Biergarten, Badesee, Bananensplit: Am Wochenende soll es in Deutschland bis zu 30 Grad geben. Darf man diese Temperaturen genießen – trotz Wissen um die Erderwärmung? Der Psychologe Felix Peter gibt Antworten.
Sommerliches Wetter im Frühling macht den meisten Menschen gute Laune. Dass man Anfang April über einen Ausflug an den Badesee nachdenkt, kann aber auch erschreckend sein. Bis in die 1990er Jahre kamen Tage mit 30 Grad üblicherweise erst im Juli. Ist Freude also angebracht? Der Psychologe Felix Peter weiß Rat.
Herr Peter, in Deutschland sind am Wochenende Temperaturen bis zu 30 Grad möglich. Darf man sich darüber freuen Anfang April?
Ja, darf man. Gefühle sind nicht verboten.
Normal ist das aber nicht. Wie kann man die Freude darüber, draußen im T-Shirt Eis zu essen, mit der Sorge um die Klimaerwärmung zusammenbringen?
Wir müssen diese Ambivalenz aushalten. Mitteleuropa ist weltweit noch die Gegend, die am wenigsten unter der Erderhitzung leidet. Wir sind intensiv so sozialisiert, dass Sonne und gutes Wetter etwas Schönes sind. Der Körper reagiert darauf in der Regel auch positiv. Gleichzeitig kann es sein, dass sich dann unser Bewusstsein einschaltet, uns vor der Bedrohung warnt und wir gemischte Gefühle bekommen. Und bei manchen Menschen sind die Sorgen größer als die Freude über solche Temperaturen.
Kann man dann schon von Klimaangst sprechen?
Angst ist mehr als Sorgen. Sorgen finden im Kopf statt, sie sind die rationale Komponente der Angst. Man erkennt also eine Bedrohung und denkt immerzu darüber nach. Wenn man aber zugleich ein unangenehmes Gefühl im Bauch hat, könnte das Angst sein.
Was raten Sie Menschen, bei denen die Klimaangst überhandnimmt?

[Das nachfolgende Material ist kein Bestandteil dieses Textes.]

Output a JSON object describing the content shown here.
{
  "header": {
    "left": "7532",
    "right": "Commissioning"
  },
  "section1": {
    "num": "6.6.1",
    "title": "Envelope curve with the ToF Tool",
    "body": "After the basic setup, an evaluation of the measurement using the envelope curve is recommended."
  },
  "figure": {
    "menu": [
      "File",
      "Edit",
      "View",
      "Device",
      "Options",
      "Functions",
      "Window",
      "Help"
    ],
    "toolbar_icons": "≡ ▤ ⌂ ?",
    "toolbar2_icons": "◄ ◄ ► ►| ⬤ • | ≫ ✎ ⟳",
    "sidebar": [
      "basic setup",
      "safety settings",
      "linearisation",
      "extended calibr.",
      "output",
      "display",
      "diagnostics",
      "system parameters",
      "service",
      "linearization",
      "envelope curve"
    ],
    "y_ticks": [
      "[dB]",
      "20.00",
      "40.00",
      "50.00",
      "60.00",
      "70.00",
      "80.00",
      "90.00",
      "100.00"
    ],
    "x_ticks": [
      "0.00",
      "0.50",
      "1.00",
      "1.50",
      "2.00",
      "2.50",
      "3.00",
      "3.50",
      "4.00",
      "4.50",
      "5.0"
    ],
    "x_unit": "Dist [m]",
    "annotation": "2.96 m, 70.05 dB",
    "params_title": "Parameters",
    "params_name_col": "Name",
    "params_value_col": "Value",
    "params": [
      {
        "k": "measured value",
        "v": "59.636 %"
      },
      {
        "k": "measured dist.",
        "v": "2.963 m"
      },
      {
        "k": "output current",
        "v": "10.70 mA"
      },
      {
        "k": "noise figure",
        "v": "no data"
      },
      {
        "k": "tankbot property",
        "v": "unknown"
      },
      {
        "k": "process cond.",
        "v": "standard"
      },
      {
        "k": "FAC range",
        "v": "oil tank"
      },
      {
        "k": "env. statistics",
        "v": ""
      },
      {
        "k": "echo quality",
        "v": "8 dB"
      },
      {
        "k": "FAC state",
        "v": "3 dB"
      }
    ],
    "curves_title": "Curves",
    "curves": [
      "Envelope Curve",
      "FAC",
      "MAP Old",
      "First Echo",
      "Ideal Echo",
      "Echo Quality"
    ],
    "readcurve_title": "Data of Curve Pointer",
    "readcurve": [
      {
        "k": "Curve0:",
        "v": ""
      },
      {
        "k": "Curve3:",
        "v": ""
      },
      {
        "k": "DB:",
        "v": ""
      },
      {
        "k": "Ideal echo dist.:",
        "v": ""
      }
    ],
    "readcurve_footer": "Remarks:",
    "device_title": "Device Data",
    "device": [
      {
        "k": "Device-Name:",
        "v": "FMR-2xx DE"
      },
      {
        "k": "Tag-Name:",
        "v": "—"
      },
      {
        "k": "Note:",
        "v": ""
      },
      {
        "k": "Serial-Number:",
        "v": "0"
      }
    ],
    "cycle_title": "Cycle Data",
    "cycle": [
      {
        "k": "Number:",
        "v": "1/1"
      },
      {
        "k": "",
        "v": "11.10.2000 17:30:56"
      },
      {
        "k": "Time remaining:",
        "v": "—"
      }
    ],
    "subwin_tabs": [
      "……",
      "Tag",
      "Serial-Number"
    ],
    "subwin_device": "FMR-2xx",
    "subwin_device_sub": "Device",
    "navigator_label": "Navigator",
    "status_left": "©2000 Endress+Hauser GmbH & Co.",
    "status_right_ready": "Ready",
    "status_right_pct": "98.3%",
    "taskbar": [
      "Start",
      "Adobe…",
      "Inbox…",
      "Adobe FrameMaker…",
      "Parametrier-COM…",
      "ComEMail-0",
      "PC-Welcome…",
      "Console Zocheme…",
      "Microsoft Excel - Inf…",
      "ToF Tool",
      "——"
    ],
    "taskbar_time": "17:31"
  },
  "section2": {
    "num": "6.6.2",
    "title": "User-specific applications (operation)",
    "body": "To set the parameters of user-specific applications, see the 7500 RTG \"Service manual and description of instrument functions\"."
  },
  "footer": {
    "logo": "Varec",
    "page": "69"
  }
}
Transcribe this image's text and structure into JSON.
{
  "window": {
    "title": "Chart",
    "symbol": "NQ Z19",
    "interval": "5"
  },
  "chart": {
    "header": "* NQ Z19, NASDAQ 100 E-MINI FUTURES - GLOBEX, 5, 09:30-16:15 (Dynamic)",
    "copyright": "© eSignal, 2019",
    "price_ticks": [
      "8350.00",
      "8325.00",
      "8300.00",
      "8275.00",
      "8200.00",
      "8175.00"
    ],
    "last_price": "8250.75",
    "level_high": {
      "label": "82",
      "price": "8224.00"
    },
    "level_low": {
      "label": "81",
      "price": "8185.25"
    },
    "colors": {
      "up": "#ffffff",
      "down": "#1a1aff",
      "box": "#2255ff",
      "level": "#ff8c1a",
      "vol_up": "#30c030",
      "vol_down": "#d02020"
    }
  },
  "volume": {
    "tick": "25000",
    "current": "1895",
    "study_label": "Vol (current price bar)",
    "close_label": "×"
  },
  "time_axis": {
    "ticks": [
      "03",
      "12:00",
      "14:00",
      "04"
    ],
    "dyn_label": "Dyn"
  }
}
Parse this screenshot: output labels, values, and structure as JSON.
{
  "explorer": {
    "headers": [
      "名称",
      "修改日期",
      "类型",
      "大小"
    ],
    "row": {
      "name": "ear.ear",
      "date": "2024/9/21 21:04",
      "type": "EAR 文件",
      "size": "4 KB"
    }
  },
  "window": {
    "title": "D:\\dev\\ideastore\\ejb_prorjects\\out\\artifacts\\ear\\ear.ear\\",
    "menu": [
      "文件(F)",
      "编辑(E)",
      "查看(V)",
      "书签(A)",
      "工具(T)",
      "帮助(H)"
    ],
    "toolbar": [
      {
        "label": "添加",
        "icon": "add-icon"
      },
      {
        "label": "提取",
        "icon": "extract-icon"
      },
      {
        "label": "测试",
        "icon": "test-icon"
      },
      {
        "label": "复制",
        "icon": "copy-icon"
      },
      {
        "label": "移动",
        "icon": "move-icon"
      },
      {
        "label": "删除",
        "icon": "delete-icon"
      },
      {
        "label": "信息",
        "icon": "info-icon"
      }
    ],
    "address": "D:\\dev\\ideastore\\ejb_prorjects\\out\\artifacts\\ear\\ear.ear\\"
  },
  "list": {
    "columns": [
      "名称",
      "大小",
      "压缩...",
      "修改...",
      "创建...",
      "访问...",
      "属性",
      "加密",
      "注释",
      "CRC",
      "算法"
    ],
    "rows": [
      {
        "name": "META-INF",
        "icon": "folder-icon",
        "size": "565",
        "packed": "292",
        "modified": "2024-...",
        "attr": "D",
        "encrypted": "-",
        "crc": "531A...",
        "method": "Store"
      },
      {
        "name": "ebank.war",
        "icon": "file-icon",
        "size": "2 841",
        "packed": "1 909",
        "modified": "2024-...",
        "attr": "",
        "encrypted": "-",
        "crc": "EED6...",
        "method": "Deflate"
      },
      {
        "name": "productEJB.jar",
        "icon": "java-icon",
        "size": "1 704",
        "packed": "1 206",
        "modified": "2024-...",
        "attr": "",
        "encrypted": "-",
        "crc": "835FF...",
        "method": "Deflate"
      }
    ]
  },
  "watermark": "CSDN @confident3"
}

Dann, aber auch vorher schon, sind drei Punkte wichtig. Der wichtigste Faktor sind soziale Beziehungen. Also nicht allein bleiben mit der Angst, sondern sich im Freundeskreis und der Familie austauschen oder eine Klimagruppe besuchen. Ebenfalls wichtig ist Selbstwirksamkeit, also sich einen sinnstiftenden Beitrag zu suchen, etwas, das man selbst für den Klimaschutz tun kann. Die Besonderheit dabei ist: Wir sind es gewohnt, Probleme in der Regel irgendwie lösen zu können. Die Klimakrise können wir jedoch nur gemeinsam lösen. Der letzte Punkt besteht darin, Zuversicht zu bewahren, also die Bedrohung anzuerkennen und gleichzeitig Vertrauen darin zu haben, dass sich noch etwas tun lässt.
Wie kann man bei der Klimaerwärmung zuversichtlich bleiben?
Viele Wissenschaftszweige forschen daran, viele politische Akteure arbeiten daran, wie sich die Erderhitzung eindämmen lässt. Das darf uns Zuversicht schenken. In den letzten Jahren hat sich im Vergleich zu den vergangenen 40 Jahren sehr viel getan. Der Protest und das Sprechen in der Öffentlichkeit übers Klima hat etwas gebracht. Und jedes Zehntelgrad weniger ist enorm wichtig.
Wenn es nun am Wochenende bis zu 30 Grad gibt: Ist es dann auch okay, das Klima völlig zu vergessen und nur die Wärme zu genießen?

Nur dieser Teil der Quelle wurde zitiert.